The four main forms of leukemia are:
- Chronic myelogenous leukemia (CML)
- Hairy cell leukemia (HCL)
- Acute myeloid leukemia (AML)
- Chronic lymphocytic leukemia (CLL)
About Chronic Lymphocytic Leukemia
CLL begins in the bone marrow and affects lymphocytes, a type of white blood cell. Stem cells, or mother cells, are produced in and released from the bone marrow. They are known to interact closely with immune cells such as lymphocytes.
Yet when CLL is present, abnormal cells are produced and stem cells cannot function, leaving the lymphocytes unable to fight infection. The abnormal white blood cells overcome the healthy cells, thereby compromising the patient’s immune system. This leaves CLL patients at risk for infections.
Approximately twenty-five percent of CLL patients will be diagnosed with an autoimmune disorder. This results in the immune system going on the offensive, in error, against its own healthy tissue.
A fairly common occurrence in CLL is the immune system attacking clotting cells (platelets). This is called thrombocytopenia.
A word that we hear quite frequently during the COVID pandemic is “immunocompromised.” Unfortunately, that fits the description of a CLL patient. It indicates that the patient’s body is not able to fight off infections or other conditions as well as a healthy person.

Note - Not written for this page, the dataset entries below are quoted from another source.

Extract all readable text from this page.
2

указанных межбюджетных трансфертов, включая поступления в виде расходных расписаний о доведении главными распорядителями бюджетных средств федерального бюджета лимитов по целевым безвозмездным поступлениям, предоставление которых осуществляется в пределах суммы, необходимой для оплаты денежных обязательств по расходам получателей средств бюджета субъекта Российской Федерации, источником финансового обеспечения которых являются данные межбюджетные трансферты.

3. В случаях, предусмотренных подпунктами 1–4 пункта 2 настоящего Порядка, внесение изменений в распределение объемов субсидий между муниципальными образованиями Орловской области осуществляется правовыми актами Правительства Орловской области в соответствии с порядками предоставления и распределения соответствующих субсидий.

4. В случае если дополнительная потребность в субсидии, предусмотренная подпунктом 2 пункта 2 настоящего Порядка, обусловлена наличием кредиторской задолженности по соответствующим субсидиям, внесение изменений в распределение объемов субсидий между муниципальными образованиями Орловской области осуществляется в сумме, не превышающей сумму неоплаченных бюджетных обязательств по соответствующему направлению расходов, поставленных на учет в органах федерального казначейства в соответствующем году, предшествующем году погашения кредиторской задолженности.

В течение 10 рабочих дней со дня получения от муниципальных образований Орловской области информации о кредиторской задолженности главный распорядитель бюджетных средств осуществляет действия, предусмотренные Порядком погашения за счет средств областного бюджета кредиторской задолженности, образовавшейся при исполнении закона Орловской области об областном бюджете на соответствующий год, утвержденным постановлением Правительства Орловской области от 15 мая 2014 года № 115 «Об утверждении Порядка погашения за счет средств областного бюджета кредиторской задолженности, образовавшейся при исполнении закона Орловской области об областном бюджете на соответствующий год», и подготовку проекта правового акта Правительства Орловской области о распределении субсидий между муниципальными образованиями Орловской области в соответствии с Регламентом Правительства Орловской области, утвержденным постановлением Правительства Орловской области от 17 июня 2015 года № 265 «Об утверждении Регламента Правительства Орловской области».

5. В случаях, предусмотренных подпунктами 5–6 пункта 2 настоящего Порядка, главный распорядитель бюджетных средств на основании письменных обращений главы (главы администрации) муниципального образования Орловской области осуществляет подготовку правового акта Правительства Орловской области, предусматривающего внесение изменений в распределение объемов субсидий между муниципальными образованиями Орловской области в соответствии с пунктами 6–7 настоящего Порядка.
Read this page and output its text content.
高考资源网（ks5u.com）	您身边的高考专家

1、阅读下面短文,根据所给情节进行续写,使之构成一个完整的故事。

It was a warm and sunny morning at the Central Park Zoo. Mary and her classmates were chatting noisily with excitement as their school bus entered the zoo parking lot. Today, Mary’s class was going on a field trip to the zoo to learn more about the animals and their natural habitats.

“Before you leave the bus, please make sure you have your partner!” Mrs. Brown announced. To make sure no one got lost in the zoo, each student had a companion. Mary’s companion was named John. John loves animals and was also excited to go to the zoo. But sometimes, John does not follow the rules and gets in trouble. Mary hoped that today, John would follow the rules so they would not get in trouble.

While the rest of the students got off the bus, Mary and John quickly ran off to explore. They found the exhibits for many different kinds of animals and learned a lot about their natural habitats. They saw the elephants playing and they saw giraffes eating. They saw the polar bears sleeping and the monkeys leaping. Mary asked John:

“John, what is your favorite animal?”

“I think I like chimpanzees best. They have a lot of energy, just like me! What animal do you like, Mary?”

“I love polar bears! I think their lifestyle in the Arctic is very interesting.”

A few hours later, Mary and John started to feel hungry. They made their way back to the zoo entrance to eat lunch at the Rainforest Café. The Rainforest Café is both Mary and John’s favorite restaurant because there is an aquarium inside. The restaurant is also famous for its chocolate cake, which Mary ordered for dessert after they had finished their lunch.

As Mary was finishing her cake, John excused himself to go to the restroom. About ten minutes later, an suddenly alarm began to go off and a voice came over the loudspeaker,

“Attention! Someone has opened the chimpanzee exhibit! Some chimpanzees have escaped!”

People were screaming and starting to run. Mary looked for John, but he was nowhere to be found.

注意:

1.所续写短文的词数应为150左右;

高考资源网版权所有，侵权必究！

Patients also have to cope with immunosuppression caused by various medications used to treat CLL.
About Treatment for CLL
Chemotherapy has been the standard of care for many leukemia disorders including CLL. Doctors and patients can feel confident that chemotherapy will attack the cancer cells. However, they do not “target” the cells. The chemotherapy agent cannot distinguish the cancer cells from the healthy cells.
Chemotherapy’s Benefits and Risks
Rapidly dividing cells such as those in the bone marrow, hair follicles, and lining of the digestive system can be destroyed by chemotherapy.
However, there are risks involved such as:
- Leukopenia, or a low number of white blood cells
- Thrombocytopenia, or a low number of platelets
- Pancytopenia or low white blood cells, red blood cells, and platelets
- Neutropenia, or fewer neutrophils
COVID-19 and CLL
CLL patients must be cognizant of their susceptibility to COVID-19 due to CLL’s effects and the immunosuppression relating to treatment. Studies have found that eight out of ten people with CLL are hospitalized resulting in three deaths out of every ten hospitalizations.
A study involving 941 individuals diagnosed with CLL and COVID-19 found a greater risk of death in people who:
- Were older
- Were being treated for CLL during that period
- Reported cardiac failure
Chemotherapy has proven to be effective against CLL. However, the bone marrow is generally affected, and the immune system is suppressed.